She took her last breath at 6:20 this morning. Des, the amazing coach at our school, let me know by text that Sabrina had died on this morning, the 7th week anniversary of
her wedding. I cannot even begin to imagine what her husband is experiencing, her brother, her parents.
So on this day of Maggie’s 13th birthday party, I did my damnedest to experience and feel as much of the day as I could. I drove the Durango, filled with girls and on the way I invited them into the lives of my own children and shared important life-lessons. The first of these were key driving points such as Drive right! The left lane is for passing; Don’t trust mirrors, always check your blind spot and The other drivers aren’t psychic, use your blinkers. I feel successful in passing on important lessons like these. Bowling was fun for the girls…at one point early on I hugged L and burst into tears. He reminded me today is a happy day so I went to wash away the tears.

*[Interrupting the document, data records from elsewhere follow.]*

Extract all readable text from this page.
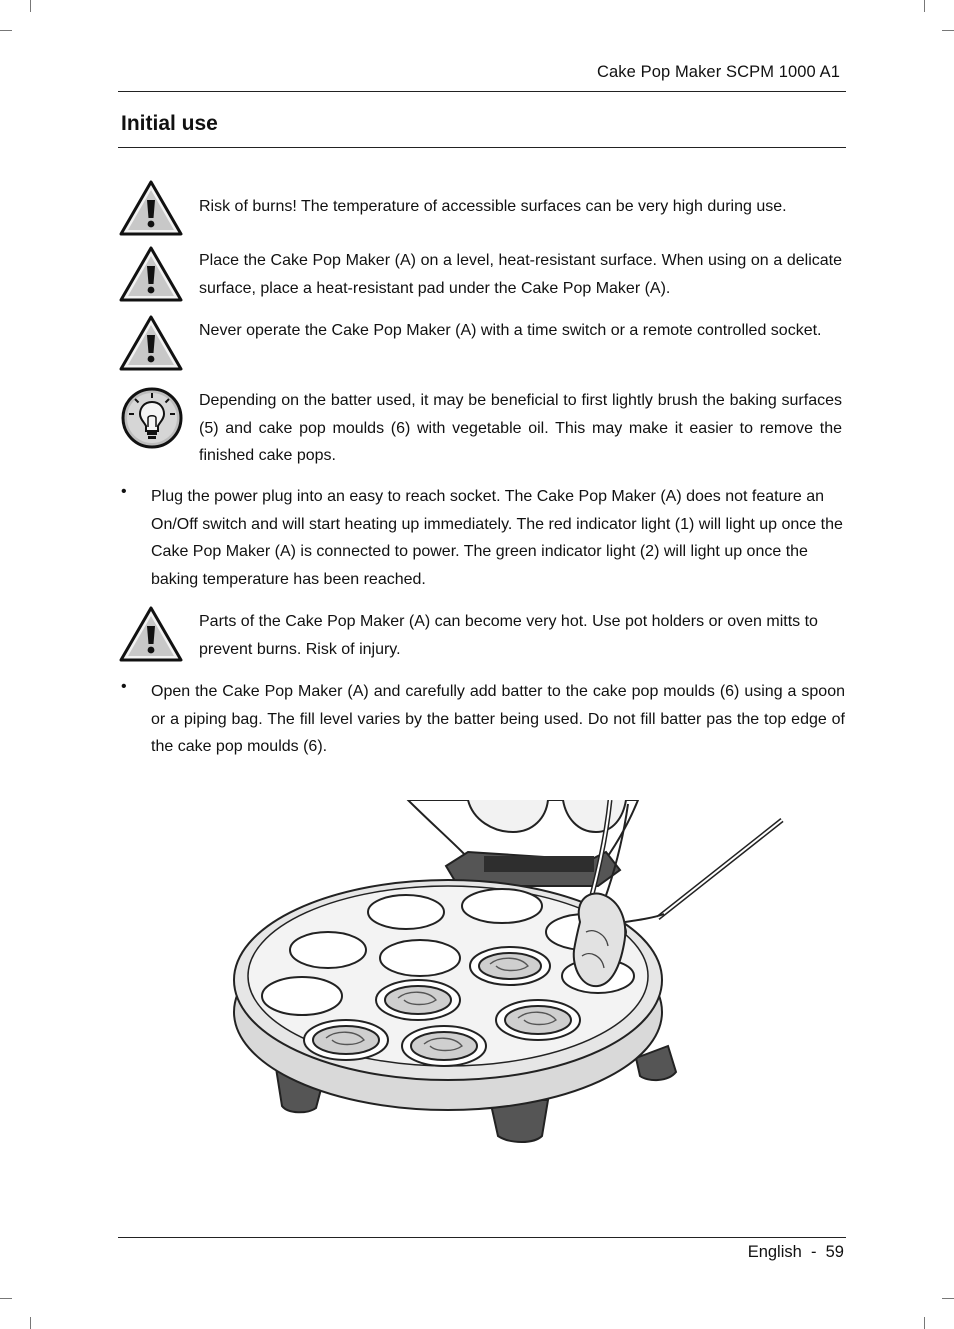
Cake Pop Maker SCPM 1000 A1
Initial use
Risk of burns! The temperature of accessible surfaces can be very high during use.
Place the Cake Pop Maker (A) on a level, heat-resistant surface. When using on a delicate surface, place a heat-resistant pad under the Cake Pop Maker (A).
Never operate the Cake Pop Maker (A) with a time switch or a remote controlled socket.
Depending on the batter used, it may be beneficial to first lightly brush the baking surfaces (5) and cake pop moulds (6) with vegetable oil. This may make it easier to remove the finished cake pops.
• Plug the power plug into an easy to reach socket. The Cake Pop Maker (A) does not feature an On/Off switch and will start heating up immediately. The red indicator light (1) will light up once the Cake Pop Maker (A) is connected to power. The green indicator light (2) will light up once the baking temperature has been reached.
Parts of the Cake Pop Maker (A) can become very hot. Use pot holders or oven mitts to prevent burns. Risk of injury.
• Open the Cake Pop Maker (A) and carefully add batter to the cake pop moulds (6) using a spoon or a piping bag. The fill level varies by the batter being used. Do not fill batter pas the top edge of the cake pop moulds (6).
English  -  59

The drive home was magical- a car full of girls, singing, giggling with glee, waving at other cars, it was truly a refreshing step into the past getting to sing along with these kiddos as my heavy heart mouthed the words, even though it wasn’t really singing.
I spoke with my sister – got to cry to her as I feel I can’t really turn to anyone else here. What am I going to do? Cry to my 13 year old girl? This is where hugging L today was helpful – brief as it was, and of course the timing was wrong. This is what we need as humans – we need touch and that’s one reason why I hugged the family even though the dad had no idea who I was.
The evening was spent listening to girls, chatting with my friend, and pondering – thinking of a thousand ways to make my life more meaningful from This Moment Forward and yet – does that ever happen? For someone like me, it is doing the Next In
dicated Thing…trying to think one thought at a time and moving forward. You can’t STOP to try to make life be more, because it IS more. It simply requires us to become more aware and appreciate that which is given to us with every morning. Some days are shitty. Others are glorious…most of them fall somewhere in between, but this is where we can take a few moments to appreciate them. This evening I committed to making a change in my life. I’d like to get back to a more active lifestyle, so I plan to get moving, to live more than I have been as of late. I am also going to appreciate those in my life more because they can slip away…just like that. Rest well, Sabrina. Your life was short, but you impacted so many in such an incredible way.